L’Italia è il 41esimo Paese per libertà di informazione
Il nuovo report sulla libertà di stampa di Reporter senza frontiere (RSF) dipinge un quadro preoccupante, specialmente per l’Italia. Tra giornalisti sotto scorta e riforme promesse da anni ma mai realmente varate, il Bel Paese si è aggiudicato, per il secondo anno di fila, il quarantunesimo posto nella lista stilata dalla ONG.
Secondo il World Press Freedom Index 2021, “Il giornalismo, principale vaccino contro la disinformazione, è al momento ostacolato in più di 130 Paesi”, una tendenza ulteriormente rafforzata dalle misure restrittive varate negli scorsi due anni. In Italia, nello specifico, il numero di giornalisti minacciati è particolarmente alto e il numero di quelli oggi sotto scorta è pari a 20, un dato particolarmente allarmante. Il giornalismo italiano trova però il suo più grande nemico nella mancata recezione delle riforme del settore, predicate da tempo immemore.

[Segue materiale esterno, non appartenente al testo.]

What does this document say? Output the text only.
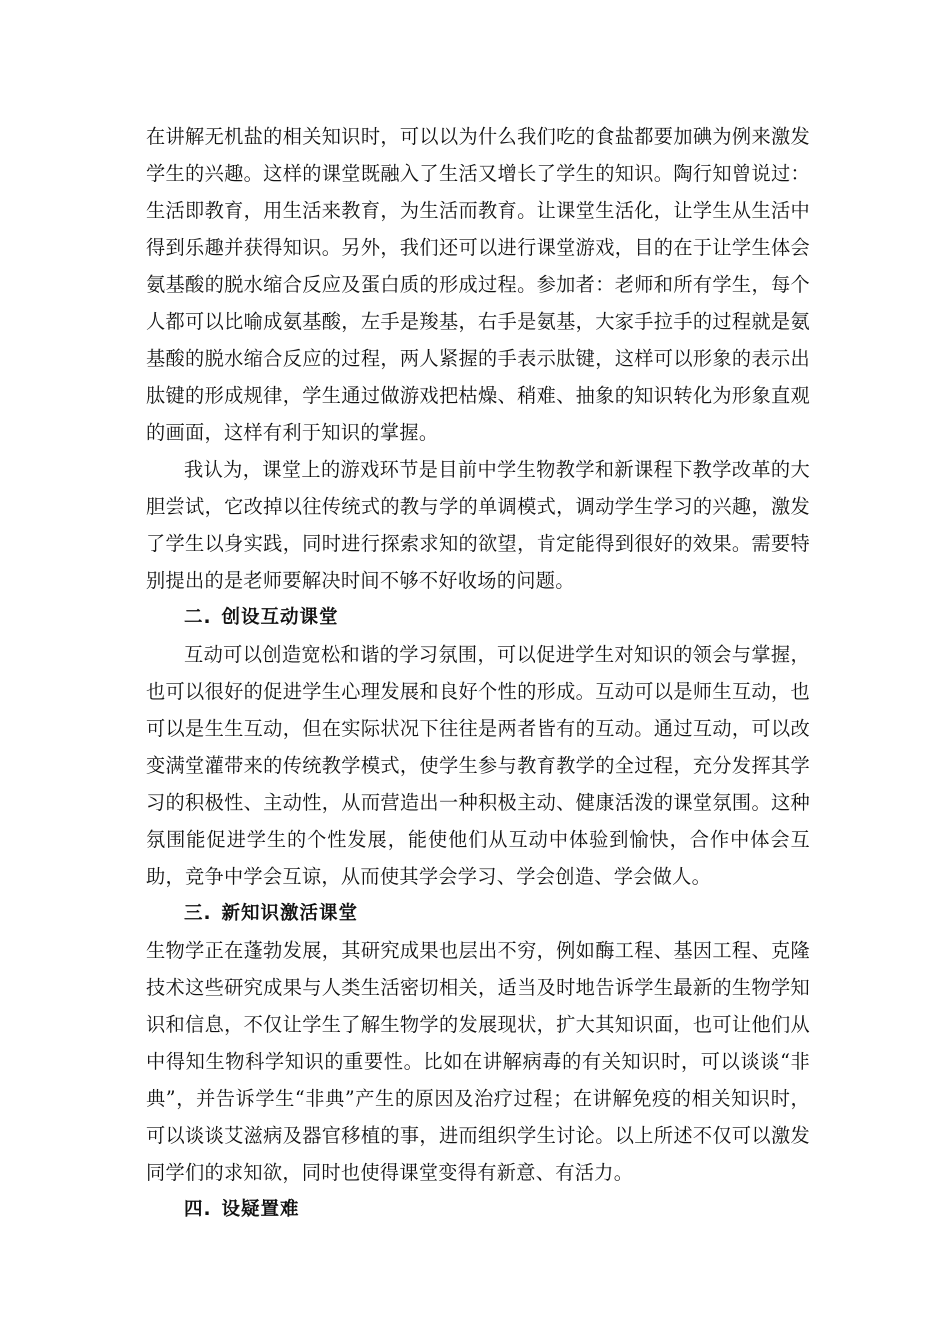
在讲解无机盐的相关知识时，可以以为什么我们吃的食盐都要加碘为例来激发学生的兴趣。这样的课堂既融入了生活又增长了学生的知识。陶行知曾说过：生活即教育，用生活来教育，为生活而教育。让课堂生活化，让学生从生活中得到乐趣并获得知识。另外，我们还可以进行课堂游戏，目的在于让学生体会氨基酸的脱水缩合反应及蛋白质的形成过程。参加者：老师和所有学生，每个人都可以比喻成氨基酸，左手是羧基，右手是氨基，大家手拉手的过程就是氨基酸的脱水缩合反应的过程，两人紧握的手表示肽键，这样可以形象的表示出肽键的形成规律，学生通过做游戏把枯燥、稍难、抽象的知识转化为形象直观的画面，这样有利于知识的掌握。

我认为，课堂上的游戏环节是目前中学生物教学和新课程下教学改革的大胆尝试，它改掉以往传统式的教与学的单调模式，调动学生学习的兴趣，激发了学生以身实践，同时进行探索求知的欲望，肯定能得到很好的效果。需要特别提出的是老师要解决时间不够不好收场的问题。

二. 创设互动课堂

互动可以创造宽松和谐的学习氛围，可以促进学生对知识的领会与掌握，也可以很好的促进学生心理发展和良好个性的形成。互动可以是师生互动，也可以是生生互动，但在实际状况下往往是两者皆有的互动。通过互动，可以改变满堂灌带来的传统教学模式，使学生参与教育教学的全过程，充分发挥其学习的积极性、主动性，从而营造出一种积极主动、健康活泼的课堂氛围。这种氛围能促进学生的个性发展，能使他们从互动中体验到愉快，合作中体会互助，竞争中学会互谅，从而使其学会学习、学会创造、学会做人。

三. 新知识激活课堂

生物学正在蓬勃发展，其研究成果也层出不穷，例如酶工程、基因工程、克隆技术这些研究成果与人类生活密切相关，适当及时地告诉学生最新的生物学知识和信息，不仅让学生了解生物学的发展现状，扩大其知识面，也可让他们从中得知生物科学知识的重要性。比如在讲解病毒的有关知识时，可以谈谈“非典”，并告诉学生“非典”产生的原因及治疗过程；在讲解免疫的相关知识时，可以谈谈艾滋病及器官移植的事，进而组织学生讨论。以上所述不仅可以激发同学们的求知欲，同时也使得课堂变得有新意、有活力。

四. 设疑置难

Dall’abolizione della pena detentiva per i giornalisti, un provvedimento sollecitato anche dalla Corte Costituzionale, fino al contrasto delle querele bavaglio, l’Italia vanta un record tra i più negativi per quanto riguarda la regolamentazione e la tutela della libertà d’informazione, come affermato anche da Raffaele Lorusso, segretario nazionale della Federazione Nazionale Stampa Italiana. “Il 41simo posto nella classifica mondiale sulla libertà di stampa redatta da Report Senza Frontiere è il risultato della situazione in cui si trovano numerosi colleghi minacciati, alcuni dei quali sotto scorta e dello stallo in cui versano le proposte di legge di tutela del diritto di cronaca e della professione.” Continua Lorusso: “Sono numerose le proposte di riforma che il Parlamento continua a rinviare. Per non parlare dell’assenza di politiche di sostegno del lavoro regolare e di contrasto al precariato dilagante. È sotto gli occhi di tutti e il Rapporto annuale di Reporter Senza Frontiere lo fotografa in maniera impietosa: l’informazione italiana è indebolita da problemi strutturali che colpiscono i cronisti e il mercato del lavoro, dove libertà e autorevolezza sono schiacciate dal peso insopportabile della precarietà”.